Devant tant de fausse candeur, on resterait sans voix sauf pour suggérer avec Lec que «même les nénuphars tremblent à l’idée qu’on puisse assainir le fond du marécage». Si Dina Bazarbachi voit tout en tout petit, l’UDC, elle, à son habitude, voit tout en grand et croit distinguer dans cette affaire rien moins que «la pointe de l’iceberg de différents réseaux maffieux». Vraiment? Ne serait-ce pas plutôt que «les mythes sont des commérages qui ont vieilli»?

Saluons enfin l’aile verte du PS, «proche de l’ATE et des citadins alémaniques qui peuvent vivre sans voiture», dixit le conseiller national Jacques-André Maire. Bref, selon leurs ennemis, un ramassis d’anti-bagnoles primaires et qui pourtant s’opposent à l’augmentation de la vignette de 40 à 100 francs.
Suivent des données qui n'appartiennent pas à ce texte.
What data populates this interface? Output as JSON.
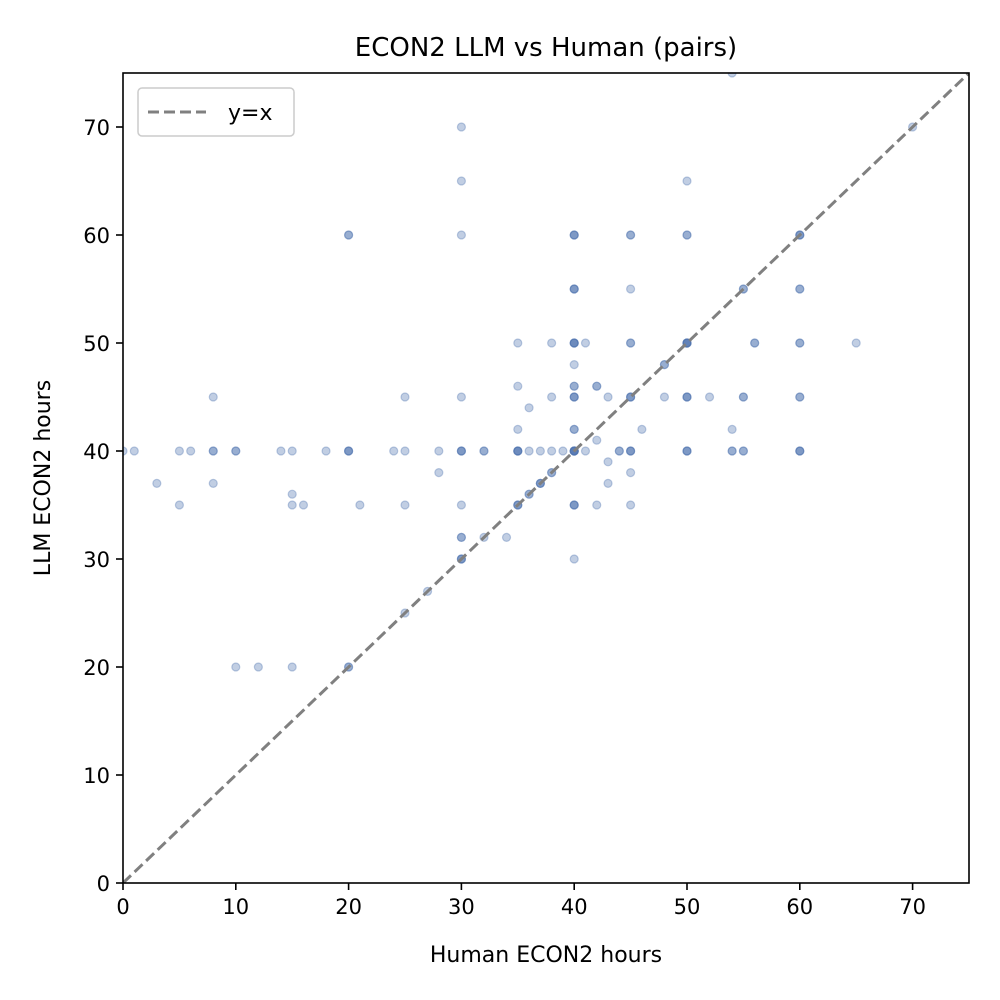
{
  "chart_data": {
    "type": "scatter",
    "title": "ECON2 LLM vs Human (pairs)",
    "xlabel": "Human ECON2 hours",
    "ylabel": "LLM ECON2 hours",
    "xlim": [
      0,
      75
    ],
    "ylim": [
      0,
      75
    ],
    "xticks": [
      0,
      10,
      20,
      30,
      40,
      50,
      60,
      70
    ],
    "yticks": [
      0,
      10,
      20,
      30,
      40,
      50,
      60,
      70
    ],
    "grid": false,
    "legend": {
      "placement": "top-left",
      "entries": [
        "y=x"
      ]
    },
    "reference_line": {
      "label": "y=x",
      "style": "dashed",
      "color": "#808080"
    },
    "point_color": "#4c72b0",
    "point_alpha": 0.35,
    "series": [
      {
        "points": [
          [
            0,
            40
          ],
          [
            1,
            40
          ],
          [
            3,
            37
          ],
          [
            5,
            40
          ],
          [
            5,
            35
          ],
          [
            6,
            40
          ],
          [
            8,
            45
          ],
          [
            8,
            40
          ],
          [
            8,
            40
          ],
          [
            8,
            37
          ],
          [
            10,
            40
          ],
          [
            10,
            40
          ],
          [
            10,
            20
          ],
          [
            12,
            20
          ],
          [
            14,
            40
          ],
          [
            15,
            40
          ],
          [
            15,
            36
          ],
          [
            15,
            35
          ],
          [
            15,
            20
          ],
          [
            16,
            35
          ],
          [
            18,
            40
          ],
          [
            20,
            60
          ],
          [
            20,
            60
          ],
          [
            20,
            40
          ],
          [
            20,
            40
          ],
          [
            20,
            40
          ],
          [
            20,
            20
          ],
          [
            20,
            20
          ],
          [
            21,
            35
          ],
          [
            24,
            40
          ],
          [
            25,
            45
          ],
          [
            25,
            40
          ],
          [
            25,
            35
          ],
          [
            25,
            25
          ],
          [
            27,
            27
          ],
          [
            28,
            40
          ],
          [
            28,
            38
          ],
          [
            30,
            70
          ],
          [
            30,
            65
          ],
          [
            30,
            60
          ],
          [
            30,
            45
          ],
          [
            30,
            40
          ],
          [
            30,
            40
          ],
          [
            30,
            40
          ],
          [
            30,
            35
          ],
          [
            30,
            32
          ],
          [
            30,
            32
          ],
          [
            30,
            30
          ],
          [
            30,
            30
          ],
          [
            30,
            30
          ],
          [
            32,
            40
          ],
          [
            32,
            40
          ],
          [
            32,
            32
          ],
          [
            34,
            32
          ],
          [
            35,
            50
          ],
          [
            35,
            46
          ],
          [
            35,
            42
          ],
          [
            35,
            40
          ],
          [
            35,
            40
          ],
          [
            35,
            40
          ],
          [
            35,
            40
          ],
          [
            35,
            35
          ],
          [
            35,
            35
          ],
          [
            35,
            35
          ],
          [
            36,
            44
          ],
          [
            36,
            40
          ],
          [
            36,
            36
          ],
          [
            36,
            36
          ],
          [
            37,
            40
          ],
          [
            37,
            37
          ],
          [
            37,
            37
          ],
          [
            37,
            37
          ],
          [
            38,
            50
          ],
          [
            38,
            45
          ],
          [
            38,
            40
          ],
          [
            38,
            38
          ],
          [
            38,
            38
          ],
          [
            39,
            40
          ],
          [
            40,
            60
          ],
          [
            40,
            60
          ],
          [
            40,
            60
          ],
          [
            40,
            55
          ],
          [
            40,
            55
          ],
          [
            40,
            55
          ],
          [
            40,
            50
          ],
          [
            40,
            50
          ],
          [
            40,
            50
          ],
          [
            40,
            50
          ],
          [
            40,
            48
          ],
          [
            40,
            46
          ],
          [
            40,
            46
          ],
          [
            40,
            45
          ],
          [
            40,
            45
          ],
          [
            40,
            45
          ],
          [
            40,
            42
          ],
          [
            40,
            42
          ],
          [
            40,
            40
          ],
          [
            40,
            40
          ],
          [
            40,
            40
          ],
          [
            40,
            40
          ],
          [
            40,
            40
          ],
          [
            40,
            40
          ],
          [
            40,
            35
          ],
          [
            40,
            35
          ],
          [
            40,
            35
          ],
          [
            40,
            30
          ],
          [
            41,
            50
          ],
          [
            41,
            40
          ],
          [
            42,
            46
          ],
          [
            42,
            46
          ],
          [
            42,
            41
          ],
          [
            42,
            35
          ],
          [
            43,
            45
          ],
          [
            43,
            39
          ],
          [
            43,
            37
          ],
          [
            44,
            40
          ],
          [
            44,
            40
          ],
          [
            45,
            60
          ],
          [
            45,
            60
          ],
          [
            45,
            55
          ],
          [
            45,
            50
          ],
          [
            45,
            50
          ],
          [
            45,
            45
          ],
          [
            45,
            45
          ],
          [
            45,
            45
          ],
          [
            45,
            40
          ],
          [
            45,
            40
          ],
          [
            45,
            40
          ],
          [
            45,
            38
          ],
          [
            45,
            35
          ],
          [
            46,
            42
          ],
          [
            48,
            48
          ],
          [
            48,
            48
          ],
          [
            48,
            45
          ],
          [
            50,
            65
          ],
          [
            50,
            60
          ],
          [
            50,
            60
          ],
          [
            50,
            50
          ],
          [
            50,
            50
          ],
          [
            50,
            50
          ],
          [
            50,
            50
          ],
          [
            50,
            50
          ],
          [
            50,
            45
          ],
          [
            50,
            45
          ],
          [
            50,
            45
          ],
          [
            50,
            40
          ],
          [
            50,
            40
          ],
          [
            50,
            40
          ],
          [
            52,
            45
          ],
          [
            54,
            75
          ],
          [
            54,
            42
          ],
          [
            54,
            40
          ],
          [
            54,
            40
          ],
          [
            55,
            55
          ],
          [
            55,
            55
          ],
          [
            55,
            45
          ],
          [
            55,
            45
          ],
          [
            55,
            40
          ],
          [
            55,
            40
          ],
          [
            56,
            50
          ],
          [
            56,
            50
          ],
          [
            60,
            60
          ],
          [
            60,
            60
          ],
          [
            60,
            60
          ],
          [
            60,
            55
          ],
          [
            60,
            55
          ],
          [
            60,
            50
          ],
          [
            60,
            50
          ],
          [
            60,
            45
          ],
          [
            60,
            45
          ],
          [
            60,
            40
          ],
          [
            60,
            40
          ],
          [
            60,
            40
          ],
          [
            65,
            50
          ],
          [
            70,
            70
          ]
        ]
      }
    ]
  }
}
Oui, saluons l’impartialité, la hauteur de vue, l’altruisme des bobos verts et rouges, qui refusent de détrousser une catégorie de citoyens pas loin de représenter pour eux, d’habitude, le diable en personne, ou plutôt au volant: les automobilistes.

D’autant plus impartiaux et altruistes ces socialistes-là que d’ordinaire, les nouvelles taxes ne leur font pas peur. Sauf, mince, que leurs motivations se révèlent ici bêtement idéologiques: l’argent supplémentaire collecté grâce à l’augmentation de la vignette servirait, horreur, à financer de nouvelles routes.

Bref, des opposants de gauche à l’augmentation de la vignette, on pourrait dire ce que Lec dit de tous les hommes, «qu’ils ne sont pas égoïstes». La preuve: «Personne ne porte son propre deuil.»

Il ne reste donc plus qu’à replonger, rassuré, dans la canicule ou les orages. En étant bien conscient, désormais, que «les conversations sur la pluie et le beau temps deviendront intéressantes quand apparaîtront les premiers signes de la fin du monde.»